No Brasil, a indústria de ETFs entrou em um superciclo em 2024 e cresceu com força até 2026, mudando a dinâmica de produtos e de distribuição no mercado de fundos.
O avanço se reflete tanto no patrimônio, que saiu de R$ 50 bilhões para quase R$ 130 bilhões, como na oferta, com cerca de um terço dos fundos lançados em 2025 e 2026.
Os motivos combinam custos, benefícios tributários, liquidez e o interesse por alocação simples e escalável, tema abordado por gestores da XP Asset no Outliers InfoMoney, conforme informação divulgada pelo Outliers InfoMoney.
A aceleração, números e origem do movimento
Segundo o gestor Danilo Gabriel, da XP Asset, “No fim de 2024 a gente tinha aproximadamente R$ 50 bilhões sob gestão na indústria, e esse número era mais ou menos o mesmo em 2022 e 2023”.
O salto ocorreu em 2024 e 2025, quando a indústria quase dobrou em torno de R$ 90 bilhões, e, em junho e julho de 2026, alcançou a casa de quase R$ 130 bilhões, conforme relato dos gestores.
O crescimento não é só patrimonial, ele vem acompanhado pela expansão da oferta, hoje em cerca de 210 fundos, e por marcos simbólicos, como a primeira vez em que os ETFs de renda fixa superaram os de renda variável em patrimônio sob gestão.
Por que os ETFs de renda fixa decolaram
Mais de R$ 27 bilhões entraram em ETFs de renda fixa apenas neste ano, o que representa mais de 80% do fluxo total para a classe, segundo a XP Asset.
O sucesso agrega fatores de escala do mercado de origem, benefícios tributários e operacionais, e o ambiente de juros elevados, que favoreceu produtos atrelados a CDI e taxas reais.
Entre as vantagens, estão isenção de IOF na subscrição, alíquota fixa de 15% de imposto de renda em muitos casos, ausência de come-cotas, e liquidez D0/D1, recursos que tornam um ETF rendendo 100% do CDI competitivo frente a fundos de crédito com rendimento maior, na visão da XP Asset.
Liquidez e custos, por que olhar além do volume na tela
A liquidez dos ETFs deve ser analisada pela liquidez dos ativos subjacentes, e não apenas pelo volume negociado no pregão, explicam os gestores.
Os ETFs de renda fixa da XP Asset operam em modelo in-kind, com entrada e saída via os próprios títulos, o que ajuda a manter o preço do ETF alinhado ao valor patrimonial graças à ação de arbitradores.
As taxas também ajudam na narrativa de crescimento, com lançamentos cobrando 0,15% ao ano em índices prefixados, 0,30% em small caps, e até taxa zero no ETF de Ibovespa até determinado limite de patrimônio, bem abaixo da média da indústria.

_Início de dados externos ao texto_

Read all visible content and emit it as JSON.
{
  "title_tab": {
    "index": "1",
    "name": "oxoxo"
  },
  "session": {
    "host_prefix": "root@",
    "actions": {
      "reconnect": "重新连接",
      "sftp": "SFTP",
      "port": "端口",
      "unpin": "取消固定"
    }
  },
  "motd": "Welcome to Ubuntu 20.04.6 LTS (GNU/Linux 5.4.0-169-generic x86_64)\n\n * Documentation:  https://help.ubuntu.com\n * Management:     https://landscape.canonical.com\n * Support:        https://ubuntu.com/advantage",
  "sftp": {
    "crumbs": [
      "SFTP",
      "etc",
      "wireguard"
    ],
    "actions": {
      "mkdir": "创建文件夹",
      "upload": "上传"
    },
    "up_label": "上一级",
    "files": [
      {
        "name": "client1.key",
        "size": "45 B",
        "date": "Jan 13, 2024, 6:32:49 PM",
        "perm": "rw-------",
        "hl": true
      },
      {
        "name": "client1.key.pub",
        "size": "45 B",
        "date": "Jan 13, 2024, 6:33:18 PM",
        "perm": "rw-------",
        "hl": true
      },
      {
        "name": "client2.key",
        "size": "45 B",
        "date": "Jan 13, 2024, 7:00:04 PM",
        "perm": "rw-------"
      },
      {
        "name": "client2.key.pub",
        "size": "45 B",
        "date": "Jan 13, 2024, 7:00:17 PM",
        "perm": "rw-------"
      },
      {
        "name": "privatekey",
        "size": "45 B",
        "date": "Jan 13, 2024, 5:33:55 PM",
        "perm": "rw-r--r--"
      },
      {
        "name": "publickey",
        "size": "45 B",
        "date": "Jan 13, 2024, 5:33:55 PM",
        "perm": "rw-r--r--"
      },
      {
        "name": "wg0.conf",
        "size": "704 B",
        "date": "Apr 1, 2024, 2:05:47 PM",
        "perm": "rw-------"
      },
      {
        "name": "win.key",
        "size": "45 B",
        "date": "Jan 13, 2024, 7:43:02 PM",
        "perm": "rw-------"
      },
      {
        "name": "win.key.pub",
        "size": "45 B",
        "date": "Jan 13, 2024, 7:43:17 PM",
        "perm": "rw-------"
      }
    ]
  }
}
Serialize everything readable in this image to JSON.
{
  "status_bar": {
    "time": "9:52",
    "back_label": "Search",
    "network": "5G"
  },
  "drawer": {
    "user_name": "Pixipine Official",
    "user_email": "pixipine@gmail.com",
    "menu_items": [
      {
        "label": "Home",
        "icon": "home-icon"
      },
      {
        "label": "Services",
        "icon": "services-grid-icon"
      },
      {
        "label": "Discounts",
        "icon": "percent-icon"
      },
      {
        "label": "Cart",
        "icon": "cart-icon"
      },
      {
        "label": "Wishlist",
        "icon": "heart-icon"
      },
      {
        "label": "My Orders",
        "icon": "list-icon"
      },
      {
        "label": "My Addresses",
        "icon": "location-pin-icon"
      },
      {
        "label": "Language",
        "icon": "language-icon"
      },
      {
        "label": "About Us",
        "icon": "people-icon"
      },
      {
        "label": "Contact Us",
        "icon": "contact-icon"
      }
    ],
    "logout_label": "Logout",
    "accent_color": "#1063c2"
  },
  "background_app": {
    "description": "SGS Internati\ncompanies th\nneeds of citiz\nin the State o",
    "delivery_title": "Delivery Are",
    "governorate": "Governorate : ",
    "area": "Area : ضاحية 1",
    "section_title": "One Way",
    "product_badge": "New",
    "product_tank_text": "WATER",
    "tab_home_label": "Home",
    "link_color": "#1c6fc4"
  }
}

Impacto na gestão ativa e no modelo fee-based
Os ETFs ampliam a competição por custos e resultado, e podem acelerar um processo de seleção natural na gestão ativa, sobretudo para produtos com custos altos, baixa liquidez e retorno mediano.
Para Danilo Gabriel, “A beleza do ETF é a simplicidade”, e a existência de uma grade ampla e barata de ETFs facilita a adoção do modelo fee-based, em que o cliente paga uma taxa fixa por consultoria.
Na prática, ETFs baratos, líquidos e escaláveis tornam viável cobrar taxas de consultoria baixas, e tendem a promover uma limpeza no mercado de fundos, forçando ajustes em gestores que não entregam valor.
O avanço dos ETFs no Brasil segue apenas no começo, e a combinação de custos mais baixos, vantagens tributárias e maior oferta pode redefinir alocações de longo prazo, tanto para investidores quanto para plataformas e gestores.